Split personality

The size of Dick Grasso’s pay package will have ongoing implications for listed companies across the globe – and not just for those listed on the NYSE or other US exchanges. Calls for the NYSE to be stripped of its regulatory powers have already begun. Although they’re being resisted at this stage by the NYSE’s interim chairman, John Reed, it is hard to see how the exchange can hope to hang on to its regulatory role over the longer term.

The charge is that there are too many potential conflicts of interest if the NYSE continues both to operate the market and be a regulator of it. Investors were incensed when Reed seemed to rule out the idea of splitting the NYSE’s roles without even giving it due consideration. ‘This is the most important issue and to decide so quickly on it, and in the wrong way, is very disappointing and telling,’ sniped Sarah Teslick, executive director of the Council of Institutional Investors.

The fact that the NYSE and countless other exchanges have been market operators and regulators since time immemorial is not the point. The agenda has moved on, the issues are being debated here and now – and the NYSE is struggling against the tide of opinion.

In the same week that Reed came out desperately fighting to save his corner, the SEC was already on the warpath. It ordered the Chicago Stock Exchange to improve oversight of its trading practices, and accused the American Stock Exchange of using false documents to cover up regulatory failures. So much for Reed’s claim that market operators and regulators could happily sit around the same table. That’s where the real damage has been done in allowing Grasso’s pay to become such a large issue.
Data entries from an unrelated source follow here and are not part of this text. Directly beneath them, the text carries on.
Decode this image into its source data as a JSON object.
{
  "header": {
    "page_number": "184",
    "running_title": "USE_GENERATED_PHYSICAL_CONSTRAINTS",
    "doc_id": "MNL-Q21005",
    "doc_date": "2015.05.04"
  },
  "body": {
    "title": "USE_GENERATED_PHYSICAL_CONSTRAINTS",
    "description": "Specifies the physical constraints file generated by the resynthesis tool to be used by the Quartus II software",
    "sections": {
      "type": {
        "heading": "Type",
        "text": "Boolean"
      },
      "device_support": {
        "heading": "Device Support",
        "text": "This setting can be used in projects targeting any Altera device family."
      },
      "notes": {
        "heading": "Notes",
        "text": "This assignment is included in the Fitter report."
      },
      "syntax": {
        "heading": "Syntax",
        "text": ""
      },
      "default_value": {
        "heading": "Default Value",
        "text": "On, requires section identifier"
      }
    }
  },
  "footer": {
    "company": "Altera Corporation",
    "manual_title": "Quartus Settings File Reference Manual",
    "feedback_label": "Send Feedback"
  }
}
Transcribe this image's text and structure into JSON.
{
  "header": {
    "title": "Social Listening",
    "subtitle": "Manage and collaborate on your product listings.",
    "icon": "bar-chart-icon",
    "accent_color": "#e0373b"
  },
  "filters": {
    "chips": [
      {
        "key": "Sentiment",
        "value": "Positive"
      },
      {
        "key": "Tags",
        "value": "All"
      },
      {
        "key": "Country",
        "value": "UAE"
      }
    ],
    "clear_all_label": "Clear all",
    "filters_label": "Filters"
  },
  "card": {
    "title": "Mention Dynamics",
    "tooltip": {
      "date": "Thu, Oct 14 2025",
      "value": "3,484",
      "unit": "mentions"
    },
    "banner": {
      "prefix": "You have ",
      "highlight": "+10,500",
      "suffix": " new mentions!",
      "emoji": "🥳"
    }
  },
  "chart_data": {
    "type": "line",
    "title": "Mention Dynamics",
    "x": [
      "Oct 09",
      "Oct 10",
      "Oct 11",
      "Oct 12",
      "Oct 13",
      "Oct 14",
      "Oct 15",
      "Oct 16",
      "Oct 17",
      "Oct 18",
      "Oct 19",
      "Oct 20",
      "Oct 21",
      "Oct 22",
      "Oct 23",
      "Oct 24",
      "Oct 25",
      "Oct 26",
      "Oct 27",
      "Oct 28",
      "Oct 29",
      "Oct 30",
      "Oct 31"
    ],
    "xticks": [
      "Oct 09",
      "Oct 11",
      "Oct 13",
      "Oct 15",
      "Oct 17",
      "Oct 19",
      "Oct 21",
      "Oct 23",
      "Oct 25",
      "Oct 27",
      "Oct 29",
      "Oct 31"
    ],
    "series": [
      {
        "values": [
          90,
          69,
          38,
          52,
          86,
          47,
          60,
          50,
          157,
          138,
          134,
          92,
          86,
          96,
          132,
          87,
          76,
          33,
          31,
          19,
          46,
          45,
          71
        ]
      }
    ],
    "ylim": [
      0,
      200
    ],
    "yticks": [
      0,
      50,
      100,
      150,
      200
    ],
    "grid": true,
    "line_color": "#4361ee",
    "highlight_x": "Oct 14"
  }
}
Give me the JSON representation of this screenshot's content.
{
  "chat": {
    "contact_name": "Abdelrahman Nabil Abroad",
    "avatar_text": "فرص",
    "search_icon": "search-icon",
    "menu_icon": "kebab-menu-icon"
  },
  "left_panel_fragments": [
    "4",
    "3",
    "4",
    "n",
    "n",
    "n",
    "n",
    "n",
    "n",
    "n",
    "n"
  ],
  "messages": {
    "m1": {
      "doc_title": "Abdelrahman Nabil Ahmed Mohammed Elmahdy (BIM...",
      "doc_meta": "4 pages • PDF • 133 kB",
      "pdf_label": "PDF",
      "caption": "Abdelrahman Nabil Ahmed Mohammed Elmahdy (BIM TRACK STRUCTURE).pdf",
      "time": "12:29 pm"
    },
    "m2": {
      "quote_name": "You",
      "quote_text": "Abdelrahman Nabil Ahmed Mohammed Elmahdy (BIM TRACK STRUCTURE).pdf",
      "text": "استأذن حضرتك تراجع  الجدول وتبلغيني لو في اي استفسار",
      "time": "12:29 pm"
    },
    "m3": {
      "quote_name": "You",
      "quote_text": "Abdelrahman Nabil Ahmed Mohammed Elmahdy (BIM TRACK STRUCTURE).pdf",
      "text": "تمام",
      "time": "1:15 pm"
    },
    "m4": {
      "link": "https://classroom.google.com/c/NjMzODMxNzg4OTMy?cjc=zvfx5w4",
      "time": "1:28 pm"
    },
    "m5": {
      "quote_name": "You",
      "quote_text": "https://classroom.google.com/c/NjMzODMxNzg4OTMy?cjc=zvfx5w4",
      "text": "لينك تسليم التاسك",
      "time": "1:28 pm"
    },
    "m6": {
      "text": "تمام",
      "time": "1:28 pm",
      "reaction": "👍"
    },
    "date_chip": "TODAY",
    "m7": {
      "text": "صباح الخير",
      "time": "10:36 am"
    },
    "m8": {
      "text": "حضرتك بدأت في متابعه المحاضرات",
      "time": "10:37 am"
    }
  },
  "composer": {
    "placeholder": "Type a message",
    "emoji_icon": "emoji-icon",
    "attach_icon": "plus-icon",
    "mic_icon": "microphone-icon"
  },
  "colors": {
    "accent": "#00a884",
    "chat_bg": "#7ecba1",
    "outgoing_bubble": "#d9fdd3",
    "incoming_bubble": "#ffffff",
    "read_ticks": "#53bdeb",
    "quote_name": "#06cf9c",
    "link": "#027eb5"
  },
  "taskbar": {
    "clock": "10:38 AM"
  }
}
The vast majority of exchanges continue to hold market operation and market regulation powers. Indeed, it tends to be only those exchanges that have demutualized and made the switch to commercial operations that have completely or partially separated off their regulatory roles – Nasdaq and the London and Australian stock exchanges spring to mind. Hong Kong and Singapore are also going through similar processes, one more voluntarily than the other.

The trouble is that when new bodies are established to take charge of listing regulation they invariably want to have a good old tinker with the rules. The UK’s Financial Services Authority is still only partly finished that process since taking over the Listing Authority’s role from the London Stock Exchange in May 2000. And all indications are that the Hong Kong Listing Authority will take a similar line should it be given the go-ahead at some point in 2004. Now there’s nothing wrong with tinkering with the listing rules – but tinkering for tinkering’s sake can lead to confusion and unnecessary costs for listed companies, particularly when handled badly.

Many exchanges are already in the process of consulting and renewing their listing rules in the wake of the Sarbanes-Oxley Act in the US. Following the US lead is almost par for the course on the regulatory front these days, particularly in emerging markets in Latin America and Asia. Those changes will begin to impact on companies late this year and early next as regulatory authorities desperately try to prove that their rules are at least on a par with the leaders in their own region, if not with the US itself.

The NYSE’s woes suggest another round of regulatory upheaval in the not-too-distant future. If, as expected, the NYSE finds that it has to be relieved of its regulatory powers then you can bet your bottom dollar that other securities commissions will follow suit and pile the pressure on their exchanges.

Splitting the operational and regulatory roles at the NYSE may be the best solution for such a high-profile market that has seemingly gone off the governance rails in recent times. But to extend that thinking to all markets across the globe simply because the US takes such a lead would result in another round of unnecessary regulatory upheaval and costs for many listed companies. It would certainly be a hefty price to pay for one man’s excessive pay package.